The best defense of Balthasar against Martin came from Nicholas Healy Jr. in Communio (2014) where he emphasized the communal nature of salvation: that we are saved, not as discrete, autonomous souls, but always as a people, a community, even as a cosmos. Mind experiment: Imagine I learn that my wife, myself and five of my seven children will make heaven; two will go to hell. How would I receive word of my salvation? I would be devastated! Inconsolable! Furious! I would bargain fiercely: How about if all nine of us go to the deepest pit of purgatory for a billion to the billionth power milennia but we all make it at the end? My personal salvation is useless to me if it does not bring with it all I love. 

Gil Baile's brilliant "God's Gamble" is a development of Balthasar that manages to maintain the risk, the uncertainty, the tension. He argues that every person faces Christ, in all his woundedness and love, at death and has a final choice for or against. This assures hope for each person, but not presumption, since the possibility of damnation is maintained. In reflecting upon this, my own response was not to relax about sin and await my final "Dismas moment," but to sober up and become vigilant and prepare diligently for victory at that final moment. 

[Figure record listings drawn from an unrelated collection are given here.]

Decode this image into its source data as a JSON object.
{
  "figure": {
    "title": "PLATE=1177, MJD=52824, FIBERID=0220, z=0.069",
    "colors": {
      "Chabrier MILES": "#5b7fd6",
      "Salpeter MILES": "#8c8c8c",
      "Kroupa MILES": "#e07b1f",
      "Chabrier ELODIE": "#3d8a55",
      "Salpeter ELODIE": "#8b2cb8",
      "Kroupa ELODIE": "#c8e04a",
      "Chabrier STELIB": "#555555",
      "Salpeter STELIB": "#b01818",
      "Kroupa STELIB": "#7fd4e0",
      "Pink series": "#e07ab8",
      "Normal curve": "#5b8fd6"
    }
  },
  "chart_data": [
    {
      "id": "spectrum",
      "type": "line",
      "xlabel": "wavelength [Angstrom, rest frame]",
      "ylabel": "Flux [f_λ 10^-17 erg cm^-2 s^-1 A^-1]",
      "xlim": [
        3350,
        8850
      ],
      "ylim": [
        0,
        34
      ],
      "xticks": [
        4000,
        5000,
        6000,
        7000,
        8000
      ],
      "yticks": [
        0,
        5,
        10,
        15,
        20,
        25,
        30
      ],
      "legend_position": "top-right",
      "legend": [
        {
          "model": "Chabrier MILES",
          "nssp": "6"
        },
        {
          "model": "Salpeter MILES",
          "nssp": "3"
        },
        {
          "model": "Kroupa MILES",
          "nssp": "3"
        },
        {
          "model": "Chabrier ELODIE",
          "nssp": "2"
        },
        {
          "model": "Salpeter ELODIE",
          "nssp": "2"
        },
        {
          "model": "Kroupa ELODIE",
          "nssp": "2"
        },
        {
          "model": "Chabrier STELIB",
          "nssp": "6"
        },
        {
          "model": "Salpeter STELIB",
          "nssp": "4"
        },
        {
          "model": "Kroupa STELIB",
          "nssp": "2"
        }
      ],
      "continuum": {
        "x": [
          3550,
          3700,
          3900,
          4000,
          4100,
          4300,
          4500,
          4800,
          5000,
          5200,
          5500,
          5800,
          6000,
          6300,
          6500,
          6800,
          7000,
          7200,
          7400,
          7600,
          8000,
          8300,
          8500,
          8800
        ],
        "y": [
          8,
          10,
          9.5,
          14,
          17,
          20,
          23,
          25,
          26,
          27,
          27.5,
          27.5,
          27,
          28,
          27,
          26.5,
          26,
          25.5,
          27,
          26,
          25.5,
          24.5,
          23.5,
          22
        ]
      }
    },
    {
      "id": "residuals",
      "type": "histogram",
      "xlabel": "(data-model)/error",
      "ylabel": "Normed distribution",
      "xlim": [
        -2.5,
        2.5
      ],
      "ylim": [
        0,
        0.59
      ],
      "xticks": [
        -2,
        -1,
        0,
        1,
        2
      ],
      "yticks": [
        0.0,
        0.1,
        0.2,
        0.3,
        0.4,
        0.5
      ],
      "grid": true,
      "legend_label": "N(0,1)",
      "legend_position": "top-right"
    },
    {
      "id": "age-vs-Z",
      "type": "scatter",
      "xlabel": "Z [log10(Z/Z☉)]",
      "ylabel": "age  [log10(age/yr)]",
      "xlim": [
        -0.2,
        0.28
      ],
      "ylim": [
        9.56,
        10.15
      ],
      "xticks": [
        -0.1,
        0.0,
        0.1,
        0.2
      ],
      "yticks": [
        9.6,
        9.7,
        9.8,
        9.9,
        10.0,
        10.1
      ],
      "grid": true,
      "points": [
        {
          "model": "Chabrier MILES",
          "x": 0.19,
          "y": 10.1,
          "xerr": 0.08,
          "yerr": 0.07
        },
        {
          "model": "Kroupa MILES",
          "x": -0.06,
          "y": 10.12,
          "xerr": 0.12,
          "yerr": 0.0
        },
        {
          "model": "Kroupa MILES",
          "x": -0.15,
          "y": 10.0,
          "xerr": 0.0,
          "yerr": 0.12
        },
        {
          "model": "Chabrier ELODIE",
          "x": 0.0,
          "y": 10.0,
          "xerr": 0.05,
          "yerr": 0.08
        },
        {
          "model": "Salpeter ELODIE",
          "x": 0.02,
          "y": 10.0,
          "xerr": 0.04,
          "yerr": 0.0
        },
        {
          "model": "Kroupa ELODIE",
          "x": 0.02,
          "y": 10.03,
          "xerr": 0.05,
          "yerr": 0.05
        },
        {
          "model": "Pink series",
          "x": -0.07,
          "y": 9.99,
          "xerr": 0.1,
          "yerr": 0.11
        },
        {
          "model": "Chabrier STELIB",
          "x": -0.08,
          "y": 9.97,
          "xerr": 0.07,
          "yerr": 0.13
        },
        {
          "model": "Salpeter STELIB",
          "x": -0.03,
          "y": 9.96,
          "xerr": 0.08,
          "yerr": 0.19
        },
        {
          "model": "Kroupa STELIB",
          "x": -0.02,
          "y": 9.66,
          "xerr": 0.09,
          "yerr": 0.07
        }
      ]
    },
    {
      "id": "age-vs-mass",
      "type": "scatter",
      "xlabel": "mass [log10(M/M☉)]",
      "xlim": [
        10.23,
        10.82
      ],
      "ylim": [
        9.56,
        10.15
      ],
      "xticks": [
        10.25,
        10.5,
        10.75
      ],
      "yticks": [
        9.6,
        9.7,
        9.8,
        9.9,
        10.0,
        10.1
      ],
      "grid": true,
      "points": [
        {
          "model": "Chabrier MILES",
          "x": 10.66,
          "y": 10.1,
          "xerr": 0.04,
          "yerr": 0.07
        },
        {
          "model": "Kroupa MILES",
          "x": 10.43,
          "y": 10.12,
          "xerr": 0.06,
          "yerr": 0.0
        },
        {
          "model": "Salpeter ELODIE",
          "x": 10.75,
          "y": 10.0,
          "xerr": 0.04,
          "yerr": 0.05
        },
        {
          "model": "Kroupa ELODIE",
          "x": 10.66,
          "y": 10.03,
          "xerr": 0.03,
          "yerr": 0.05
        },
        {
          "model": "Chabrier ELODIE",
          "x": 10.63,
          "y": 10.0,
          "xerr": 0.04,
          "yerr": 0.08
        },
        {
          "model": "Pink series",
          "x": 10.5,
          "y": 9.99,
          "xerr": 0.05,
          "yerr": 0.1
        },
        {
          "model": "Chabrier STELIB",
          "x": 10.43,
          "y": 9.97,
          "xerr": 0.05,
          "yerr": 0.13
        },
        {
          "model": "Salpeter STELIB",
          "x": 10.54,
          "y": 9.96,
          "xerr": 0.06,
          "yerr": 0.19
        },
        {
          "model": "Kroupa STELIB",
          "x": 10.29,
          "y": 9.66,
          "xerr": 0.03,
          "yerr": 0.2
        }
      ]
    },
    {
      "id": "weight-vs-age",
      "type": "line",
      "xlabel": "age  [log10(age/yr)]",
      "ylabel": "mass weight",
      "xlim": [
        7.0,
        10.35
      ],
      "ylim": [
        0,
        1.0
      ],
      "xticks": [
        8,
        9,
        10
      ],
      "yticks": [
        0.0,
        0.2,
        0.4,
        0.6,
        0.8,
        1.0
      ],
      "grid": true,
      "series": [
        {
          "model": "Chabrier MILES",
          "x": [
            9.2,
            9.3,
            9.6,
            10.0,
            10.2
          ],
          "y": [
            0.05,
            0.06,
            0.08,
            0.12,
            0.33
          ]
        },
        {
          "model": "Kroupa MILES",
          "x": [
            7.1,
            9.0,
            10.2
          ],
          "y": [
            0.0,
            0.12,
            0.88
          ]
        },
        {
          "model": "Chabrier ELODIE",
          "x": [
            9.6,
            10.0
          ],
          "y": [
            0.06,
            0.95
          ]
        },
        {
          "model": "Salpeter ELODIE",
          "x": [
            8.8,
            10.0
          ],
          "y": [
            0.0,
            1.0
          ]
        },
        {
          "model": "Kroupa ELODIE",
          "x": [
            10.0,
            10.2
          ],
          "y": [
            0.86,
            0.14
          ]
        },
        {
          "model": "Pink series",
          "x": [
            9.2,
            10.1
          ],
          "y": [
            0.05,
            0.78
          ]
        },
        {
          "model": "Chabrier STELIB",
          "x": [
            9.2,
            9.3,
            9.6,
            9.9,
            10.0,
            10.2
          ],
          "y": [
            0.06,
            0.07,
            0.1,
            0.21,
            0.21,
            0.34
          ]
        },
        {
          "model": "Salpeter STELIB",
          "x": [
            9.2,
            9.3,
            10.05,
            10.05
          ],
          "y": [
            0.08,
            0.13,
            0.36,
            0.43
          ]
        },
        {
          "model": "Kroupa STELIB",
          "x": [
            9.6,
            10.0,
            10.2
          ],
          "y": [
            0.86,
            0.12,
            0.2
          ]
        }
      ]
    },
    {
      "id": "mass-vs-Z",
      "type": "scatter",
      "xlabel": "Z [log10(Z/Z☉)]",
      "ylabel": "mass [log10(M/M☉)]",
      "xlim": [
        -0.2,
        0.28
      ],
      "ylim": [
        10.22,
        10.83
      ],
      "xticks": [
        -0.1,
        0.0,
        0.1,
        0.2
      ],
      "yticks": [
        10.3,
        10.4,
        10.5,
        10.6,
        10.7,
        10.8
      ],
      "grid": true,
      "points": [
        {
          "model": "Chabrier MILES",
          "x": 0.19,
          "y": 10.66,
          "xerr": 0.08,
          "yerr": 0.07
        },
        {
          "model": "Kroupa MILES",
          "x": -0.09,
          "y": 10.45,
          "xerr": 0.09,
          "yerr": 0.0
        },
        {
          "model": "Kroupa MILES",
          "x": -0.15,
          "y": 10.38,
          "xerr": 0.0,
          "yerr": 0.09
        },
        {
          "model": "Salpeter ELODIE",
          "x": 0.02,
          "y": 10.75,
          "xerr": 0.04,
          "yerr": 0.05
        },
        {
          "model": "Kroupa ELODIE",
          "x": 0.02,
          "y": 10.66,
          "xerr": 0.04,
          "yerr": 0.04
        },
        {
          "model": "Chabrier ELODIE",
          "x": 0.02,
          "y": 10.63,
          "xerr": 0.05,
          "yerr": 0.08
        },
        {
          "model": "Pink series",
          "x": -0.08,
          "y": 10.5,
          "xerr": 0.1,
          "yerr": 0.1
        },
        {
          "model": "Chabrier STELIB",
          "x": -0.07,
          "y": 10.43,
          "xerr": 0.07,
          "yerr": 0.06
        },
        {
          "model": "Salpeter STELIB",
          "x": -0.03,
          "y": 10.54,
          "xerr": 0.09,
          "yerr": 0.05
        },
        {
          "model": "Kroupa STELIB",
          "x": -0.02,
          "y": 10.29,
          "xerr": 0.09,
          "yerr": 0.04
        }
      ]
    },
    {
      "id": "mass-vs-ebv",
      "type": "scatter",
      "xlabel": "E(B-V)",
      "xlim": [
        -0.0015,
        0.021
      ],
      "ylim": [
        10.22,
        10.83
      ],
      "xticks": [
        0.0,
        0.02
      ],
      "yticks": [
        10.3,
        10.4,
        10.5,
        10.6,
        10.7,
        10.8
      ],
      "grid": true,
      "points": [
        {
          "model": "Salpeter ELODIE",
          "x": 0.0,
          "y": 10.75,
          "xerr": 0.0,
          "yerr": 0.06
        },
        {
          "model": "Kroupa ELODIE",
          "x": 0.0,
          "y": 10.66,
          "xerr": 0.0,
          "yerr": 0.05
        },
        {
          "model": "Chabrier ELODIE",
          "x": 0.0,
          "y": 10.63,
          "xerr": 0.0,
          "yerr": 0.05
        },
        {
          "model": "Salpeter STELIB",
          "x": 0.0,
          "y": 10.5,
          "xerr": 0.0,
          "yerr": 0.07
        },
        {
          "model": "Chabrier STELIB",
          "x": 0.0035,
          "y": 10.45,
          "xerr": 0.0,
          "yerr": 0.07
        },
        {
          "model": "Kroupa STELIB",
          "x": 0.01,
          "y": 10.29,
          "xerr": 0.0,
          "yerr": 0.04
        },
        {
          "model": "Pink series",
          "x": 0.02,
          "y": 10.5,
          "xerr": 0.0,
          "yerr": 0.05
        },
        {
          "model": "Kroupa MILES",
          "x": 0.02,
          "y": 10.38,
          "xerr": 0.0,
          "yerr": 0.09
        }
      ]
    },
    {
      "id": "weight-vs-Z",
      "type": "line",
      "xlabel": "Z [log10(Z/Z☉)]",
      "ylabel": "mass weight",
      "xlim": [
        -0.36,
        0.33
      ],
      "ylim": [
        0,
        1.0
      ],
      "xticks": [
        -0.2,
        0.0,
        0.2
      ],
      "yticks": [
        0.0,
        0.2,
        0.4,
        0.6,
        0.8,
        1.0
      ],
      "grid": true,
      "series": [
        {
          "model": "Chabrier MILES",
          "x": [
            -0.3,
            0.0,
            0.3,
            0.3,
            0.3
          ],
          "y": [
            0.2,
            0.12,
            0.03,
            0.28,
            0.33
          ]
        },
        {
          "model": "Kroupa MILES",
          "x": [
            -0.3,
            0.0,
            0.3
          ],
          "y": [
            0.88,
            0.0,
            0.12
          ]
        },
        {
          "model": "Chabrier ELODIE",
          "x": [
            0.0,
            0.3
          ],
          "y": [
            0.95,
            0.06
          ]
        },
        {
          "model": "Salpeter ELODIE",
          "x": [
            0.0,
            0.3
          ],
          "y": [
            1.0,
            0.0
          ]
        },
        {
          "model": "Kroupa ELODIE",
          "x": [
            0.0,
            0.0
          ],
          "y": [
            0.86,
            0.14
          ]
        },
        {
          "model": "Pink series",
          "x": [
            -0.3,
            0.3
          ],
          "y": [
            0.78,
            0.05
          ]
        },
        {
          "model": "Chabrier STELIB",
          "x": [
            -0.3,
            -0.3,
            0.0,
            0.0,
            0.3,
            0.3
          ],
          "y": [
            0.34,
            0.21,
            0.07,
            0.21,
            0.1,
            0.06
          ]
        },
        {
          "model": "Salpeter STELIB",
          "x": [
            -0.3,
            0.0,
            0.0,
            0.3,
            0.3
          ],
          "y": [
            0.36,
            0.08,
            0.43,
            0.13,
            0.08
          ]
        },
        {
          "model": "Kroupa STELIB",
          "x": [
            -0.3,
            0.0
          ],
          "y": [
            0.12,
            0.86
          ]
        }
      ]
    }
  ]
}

I just read in Heather King's "Fools for Christ: Fifty Divine Eccentric Artists Martyrs Stigmatists and Unsung Saints" about Maria Yudina, the brilliant pianist, wacky and holy and wonderful woman whose music touched the heart of Stalin in his last, darkest days when he heard her perform on the radio. He gratuitously sent her 20,000 rubles. She wrote back (I paraphrase): "Thank you for your aid to me...I will pray for you every day and night that God will forgive you for your many sins. He will forgive you because He is merciful." When Stalin read the note, his aides were shocked that he not raise his eyebrow, his casual manner of ordering an assassination. I read elsewhere that he died listening to her music. 

Scripture, Tradition and all the saints believe in hell but much more in mercy: think Fatima, St. Therese, St. Maria Gioretti, St. Faustina. My own favorite passage about hell is when Jesus says: "The gates of hell shall not prevail against my Church." My traditional Catholic imagination had always misunderstood this saying as "the storms of hell shall not prevail against the Church whose gates are strong." But Jesus actually said the opposite: Hell is on defense sequestered behind its gates, Christ and the Church are on offence, and the defense will not hold. The best defense is a strong offense. Hell is real. Hell is present here and now and so many are entrapped. Perhaps speculation about the "population of hell" is not so helpful since we are in the middle of the fray. We need courage, trust, confidence, assertiveness, fierceness, fearlessness, recklessness...like Maria Yudina...to storm the gates of hell and rescue those entrapped, even Stalin.